We know that’s not the answer. Those aren’t bad things, but that’s not the essence of being female. In fact, I know just as many men who fit the above descriptions as I do women. We could talk about the differences between men and women. There are some, physically and emotionally. But the humanness of us has more similarities.

What does it mean to be female? Some would say that it means being a wife and a mother. Those are elements, but not a definition. After all, that would exclude people like me who don’t have children and would exclude many women who are single. Here’s what I think: It means created by God to enjoy Him, to enjoy my husband and my family and my friends and the gifts God gave us, to serve Him and to love my neighbor as myself.

A Funny Thing Happened on the Way to the Forum

Two things–no, three–happened today (well, yesterday by the time you read this post) that made me stop and consider my writing.
First, I had nightmares last night that kept me from sleeping well. Awake every half hour until I got up at six–yes, that’s six in the morning, which I happen to consider an ungodly hour. When I’m queen of the world, it will be outlawed. My insomnia has decided to make itself known again the past several nights. Basically, the first seasoning in the recipe is exhaustion, which never bodes well in my thinking life. Well, I think I’m thinking brilliant thoughts, but I’ve been told they’re not as astute as I might imagine.
Second (if I can remember after that rambling), there were some new comments on old posts found in my sidebar "pontifications." I don’t pontificate much anymore. I don’t have these posts that make my readers stop and go, "oooooh, wow" and snap, snap, snap with head donned in beret. Have I used up all my oooooh, wow thoughts? Has my shiny dulled? Or have I just gotten lazy?
Third, I did some research on possibilities for publication. I mean true publication, not just, "Heather Goodman is published on her blog" publication and found some interesting opportunities for memoirs (well, one in particular excited me before I discovered that it is no longer in publication–c’est la vie, which I think is French or something). When I started this writing journey thingie, I wrote just that. Memoirs. I had read Alexandra Fuller and Don Miller and thought, hey, why not? Surely I have something to recount.

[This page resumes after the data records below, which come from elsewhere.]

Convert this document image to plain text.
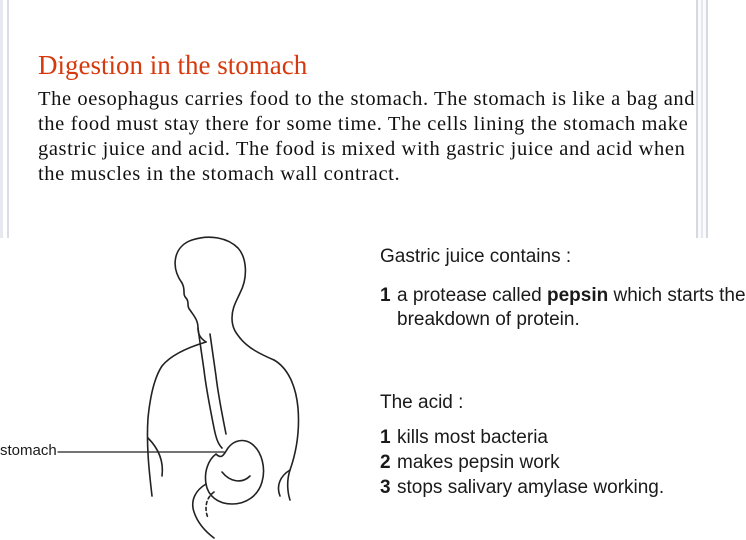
Digestion in the stomach

The oesophagus carries food to the stomach. The stomach is like a bag and the food must stay there for some time. The cells lining the stomach make gastric juice and acid. The food is mixed with gastric juice and acid when the muscles in the stomach wall contract.

stomach
Gastric juice contains :
1 a protease called pepsin which starts the
breakdown of protein.
The acid :
1 kills most bacteria
2 makes pepsin work
3 stops salivary amylase working.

Except I don’t. Not a darned thing. Seriously? What do I have to tell? Well, there was the time when I was oh, about five and thought my younger sister was being hit by a car. You see, she was riding her Hot Wheels. (How I long for my Strawberry Shortcake Hot Wheels sometimes–we rode them around our patio making streets between the picnic table and benches and chairs complete with lights and everything.) When she (my sister, the story is about her, if I can ever stop interrupting myself–remember, no sleep) saw a car backing out of a driveway, like a good citizen, she stopped and waited. But her stop was too close to the car’s path and the bumper knocked it down. I, being the responsible older sister, went screaming into the house, where my mother was. Cheryl’s being hit by a car! Cheryl’s being hit by a car! Dad was already outside and to her rescue. No damage was done.
The end.
See how much I loved her? I was devastated.

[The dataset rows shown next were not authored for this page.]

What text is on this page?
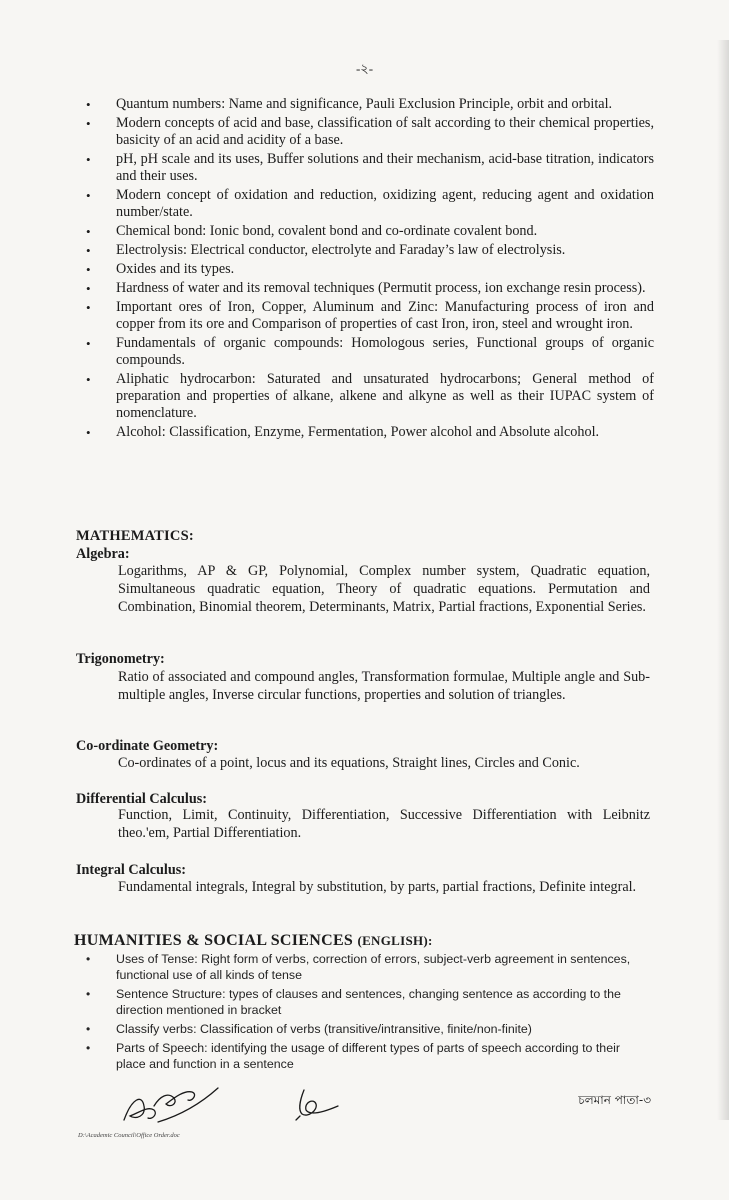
-২-
• Quantum numbers: Name and significance, Pauli Exclusion Principle, orbit and orbital.
• Modern concepts of acid and base, classification of salt according to their chemical properties, basicity of an acid and acidity of a base.
• pH, pH scale and its uses, Buffer solutions and their mechanism, acid-base titration, indicators and their uses.
• Modern concept of oxidation and reduction, oxidizing agent, reducing agent and oxidation number/state.
• Chemical bond: Ionic bond, covalent bond and co-ordinate covalent bond.
• Electrolysis: Electrical conductor, electrolyte and Faraday’s law of electrolysis.
• Oxides and its types.
• Hardness of water and its removal techniques (Permutit process, ion exchange resin process).
• Important ores of Iron, Copper, Aluminum and Zinc: Manufacturing process of iron and copper from its ore and Comparison of properties of cast Iron, iron, steel and wrought iron.
• Fundamentals of organic compounds: Homologous series, Functional groups of organic compounds.
• Aliphatic hydrocarbon: Saturated and unsaturated hydrocarbons; General method of preparation and properties of alkane, alkene and alkyne as well as their IUPAC system of nomenclature.
• Alcohol: Classification, Enzyme, Fermentation, Power alcohol and Absolute alcohol.
MATHEMATICS:
Algebra:
Logarithms, AP & GP, Polynomial, Complex number system, Quadratic equation, Simultaneous quadratic equation, Theory of quadratic equations. Permutation and Combination, Binomial theorem, Determinants, Matrix, Partial fractions, Exponential Series.
Trigonometry:
Ratio of associated and compound angles, Transformation formulae, Multiple angle and Sub-multiple angles, Inverse circular functions, properties and solution of triangles.
Co-ordinate Geometry:
Co-ordinates of a point, locus and its equations, Straight lines, Circles and Conic.
Differential Calculus:
Function, Limit, Continuity, Differentiation, Successive Differentiation with Leibnitz theo.'em, Partial Differentiation.
Integral Calculus:
Fundamental integrals, Integral by substitution, by parts, partial fractions, Definite integral.
HUMANITIES & SOCIAL SCIENCES (ENGLISH):
• Uses of Tense: Right form of verbs, correction of errors, subject-verb agreement in sentences, functional use of all kinds of tense
• Sentence Structure: types of clauses and sentences, changing sentence as according to the direction mentioned in bracket
• Classify verbs: Classification of verbs (transitive/intransitive, finite/non-finite)
• Parts of Speech: identifying the usage of different types of parts of speech according to their place and function in a sentence
D:\Academic Council\Office Order.doc
চলমান পাতা-৩
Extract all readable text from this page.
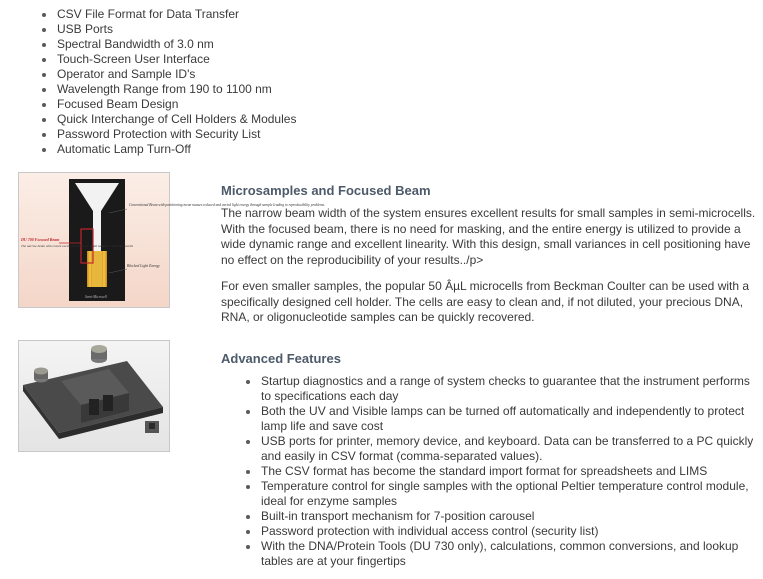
CSV File Format for Data Transfer
USB Ports
Spectral Bandwidth of 3.0 nm
Touch-Screen User Interface
Operator and Sample ID's
Wavelength Range from 190 to 1100 nm
Focused Beam Design
Quick Interchange of Cell Holders & Modules
Password Protection with Security List
Automatic Lamp Turn-Off
Conventional Beam with partitioning mean masses reduced and varied light energy through sample leading to reproducibility problems.
DU 700 Focused Beam
The narrow beam with ensure excellent results for small sample in semi microcells
Blocked Light Energy
Semi-Microcell
Microsamples and Focused Beam

The narrow beam width of the system ensures excellent results for small samples in semi-microcells. With the focused beam, there is no need for masking, and the entire energy is utilized to provide a wide dynamic range and excellent linearity. With this design, small variances in cell positioning have no effect on the reproducibility of your results../p>

For even smaller samples, the popular 50 ÂµL microcells from Beckman Coulter can be used with a specifically designed cell holder. The cells are easy to clean and, if not diluted, your precious DNA, RNA, or oligonucleotide samples can be quickly recovered.

Advanced Features
Startup diagnostics and a range of system checks to guarantee that the instrument performs to specifications each day
Both the UV and Visible lamps can be turned off automatically and independently to protect lamp life and save cost
USB ports for printer, memory device, and keyboard. Data can be transferred to a PC quickly and easily in CSV format (comma-separated values).
The CSV format has become the standard import format for spreadsheets and LIMS
Temperature control for single samples with the optional Peltier temperature control module, ideal for enzyme samples
Built-in transport mechanism for 7-position carousel
Password protection with individual access control (security list)
With the DNA/Protein Tools (DU 730 only), calculations, common conversions, and lookup tables are at your fingertips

Of course, then there’s the time when I almost beat her up because I thought she was cheating at Go Fish.
These stories lack something. What is it, what is it? Oh, interest. Yeah, that’s it. I blame my parents. If they weren’t so loving and caring, if only I had had a worse childhood, then I’d have all of these powerful stories to pen and ooooh, wow the world.

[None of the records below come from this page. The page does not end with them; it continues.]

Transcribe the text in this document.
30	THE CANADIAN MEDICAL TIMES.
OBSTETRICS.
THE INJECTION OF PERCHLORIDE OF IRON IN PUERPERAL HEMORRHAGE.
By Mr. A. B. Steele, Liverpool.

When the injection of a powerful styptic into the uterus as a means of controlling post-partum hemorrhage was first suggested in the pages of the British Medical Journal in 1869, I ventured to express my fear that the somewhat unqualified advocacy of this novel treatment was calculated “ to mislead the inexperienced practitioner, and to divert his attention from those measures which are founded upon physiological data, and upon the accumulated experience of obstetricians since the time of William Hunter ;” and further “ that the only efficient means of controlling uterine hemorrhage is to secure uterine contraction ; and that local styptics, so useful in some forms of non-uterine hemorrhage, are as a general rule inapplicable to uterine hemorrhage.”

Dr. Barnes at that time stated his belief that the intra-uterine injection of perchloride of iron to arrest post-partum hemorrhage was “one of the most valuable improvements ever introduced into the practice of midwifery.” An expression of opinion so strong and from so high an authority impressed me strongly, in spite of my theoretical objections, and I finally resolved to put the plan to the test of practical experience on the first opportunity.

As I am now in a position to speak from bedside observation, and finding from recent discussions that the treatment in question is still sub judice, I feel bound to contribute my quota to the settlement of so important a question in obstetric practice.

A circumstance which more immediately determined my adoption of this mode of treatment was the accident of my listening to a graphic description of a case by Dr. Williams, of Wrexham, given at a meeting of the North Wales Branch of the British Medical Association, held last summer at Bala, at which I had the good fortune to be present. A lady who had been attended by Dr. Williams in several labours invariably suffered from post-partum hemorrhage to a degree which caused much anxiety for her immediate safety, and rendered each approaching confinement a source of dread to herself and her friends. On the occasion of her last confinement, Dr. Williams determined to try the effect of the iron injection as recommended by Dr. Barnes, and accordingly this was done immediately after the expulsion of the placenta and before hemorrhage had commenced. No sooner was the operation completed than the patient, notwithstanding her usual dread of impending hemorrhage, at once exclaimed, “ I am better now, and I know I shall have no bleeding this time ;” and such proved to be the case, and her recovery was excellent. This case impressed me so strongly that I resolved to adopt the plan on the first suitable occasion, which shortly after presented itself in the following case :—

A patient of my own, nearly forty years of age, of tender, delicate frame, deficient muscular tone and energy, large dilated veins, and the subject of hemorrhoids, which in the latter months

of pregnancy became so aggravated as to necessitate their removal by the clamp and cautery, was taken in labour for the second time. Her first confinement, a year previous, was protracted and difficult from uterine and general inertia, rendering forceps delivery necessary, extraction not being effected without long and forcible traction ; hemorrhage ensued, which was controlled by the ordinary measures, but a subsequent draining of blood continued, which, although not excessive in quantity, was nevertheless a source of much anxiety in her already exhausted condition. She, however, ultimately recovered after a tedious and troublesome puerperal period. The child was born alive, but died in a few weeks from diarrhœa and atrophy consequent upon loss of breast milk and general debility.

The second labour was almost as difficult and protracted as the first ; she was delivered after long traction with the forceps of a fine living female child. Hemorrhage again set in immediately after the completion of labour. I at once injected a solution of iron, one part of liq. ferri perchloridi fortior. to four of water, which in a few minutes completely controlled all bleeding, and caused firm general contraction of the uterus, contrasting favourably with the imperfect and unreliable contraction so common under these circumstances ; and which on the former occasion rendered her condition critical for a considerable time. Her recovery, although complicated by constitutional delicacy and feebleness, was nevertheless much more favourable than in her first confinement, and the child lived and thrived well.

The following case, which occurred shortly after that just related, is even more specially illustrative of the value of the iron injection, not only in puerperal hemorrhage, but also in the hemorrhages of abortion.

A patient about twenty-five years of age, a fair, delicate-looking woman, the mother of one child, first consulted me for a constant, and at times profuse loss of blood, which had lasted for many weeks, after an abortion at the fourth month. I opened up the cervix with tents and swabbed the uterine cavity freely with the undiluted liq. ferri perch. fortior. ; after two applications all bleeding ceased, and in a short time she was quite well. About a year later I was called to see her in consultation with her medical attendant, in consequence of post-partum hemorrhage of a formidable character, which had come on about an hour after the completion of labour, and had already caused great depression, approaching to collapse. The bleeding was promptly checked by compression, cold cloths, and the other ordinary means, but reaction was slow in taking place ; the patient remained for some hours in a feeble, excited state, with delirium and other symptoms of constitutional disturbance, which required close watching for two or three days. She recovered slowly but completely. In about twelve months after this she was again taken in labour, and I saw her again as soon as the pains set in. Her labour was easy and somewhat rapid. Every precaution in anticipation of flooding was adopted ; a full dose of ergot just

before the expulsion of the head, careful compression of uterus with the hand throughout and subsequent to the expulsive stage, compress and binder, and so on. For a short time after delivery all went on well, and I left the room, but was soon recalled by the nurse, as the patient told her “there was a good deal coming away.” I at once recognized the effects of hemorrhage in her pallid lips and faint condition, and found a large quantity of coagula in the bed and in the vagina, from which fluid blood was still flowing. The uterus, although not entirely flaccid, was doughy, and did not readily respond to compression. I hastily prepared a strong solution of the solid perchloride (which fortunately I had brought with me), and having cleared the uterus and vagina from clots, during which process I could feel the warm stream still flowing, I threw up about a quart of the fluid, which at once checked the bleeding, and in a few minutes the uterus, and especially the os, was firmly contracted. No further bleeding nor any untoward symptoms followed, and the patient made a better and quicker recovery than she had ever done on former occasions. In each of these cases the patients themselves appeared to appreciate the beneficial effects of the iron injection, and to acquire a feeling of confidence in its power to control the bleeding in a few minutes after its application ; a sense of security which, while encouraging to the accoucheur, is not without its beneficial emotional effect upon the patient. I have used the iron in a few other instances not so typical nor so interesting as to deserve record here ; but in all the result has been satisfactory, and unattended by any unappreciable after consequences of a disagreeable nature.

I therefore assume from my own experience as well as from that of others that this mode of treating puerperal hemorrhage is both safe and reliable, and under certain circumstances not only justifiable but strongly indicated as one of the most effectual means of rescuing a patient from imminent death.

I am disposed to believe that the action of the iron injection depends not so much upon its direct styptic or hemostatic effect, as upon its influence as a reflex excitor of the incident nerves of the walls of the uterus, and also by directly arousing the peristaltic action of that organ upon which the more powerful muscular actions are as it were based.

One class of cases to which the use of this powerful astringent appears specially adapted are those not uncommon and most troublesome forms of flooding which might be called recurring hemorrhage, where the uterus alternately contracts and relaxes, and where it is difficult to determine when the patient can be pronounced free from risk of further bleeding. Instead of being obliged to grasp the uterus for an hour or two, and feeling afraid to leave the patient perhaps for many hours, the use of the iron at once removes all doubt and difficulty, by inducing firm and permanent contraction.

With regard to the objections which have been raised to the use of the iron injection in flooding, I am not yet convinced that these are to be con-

Hence my foray into fiction.
Who knows? Maybe I’ll foray myself back. I’ll pontificate and dredge up some repressed memory of getting lost at Woolworth’s (Mom still insists she was only an aisle away, but I think that’s her cover up). Or I can talk about the attempt to pay bills in our household, which is a comedy funnier than Bill Cosby’s Himself (which never fails to have me snorting).

* Note to God: this is not a request for more hardship in my life.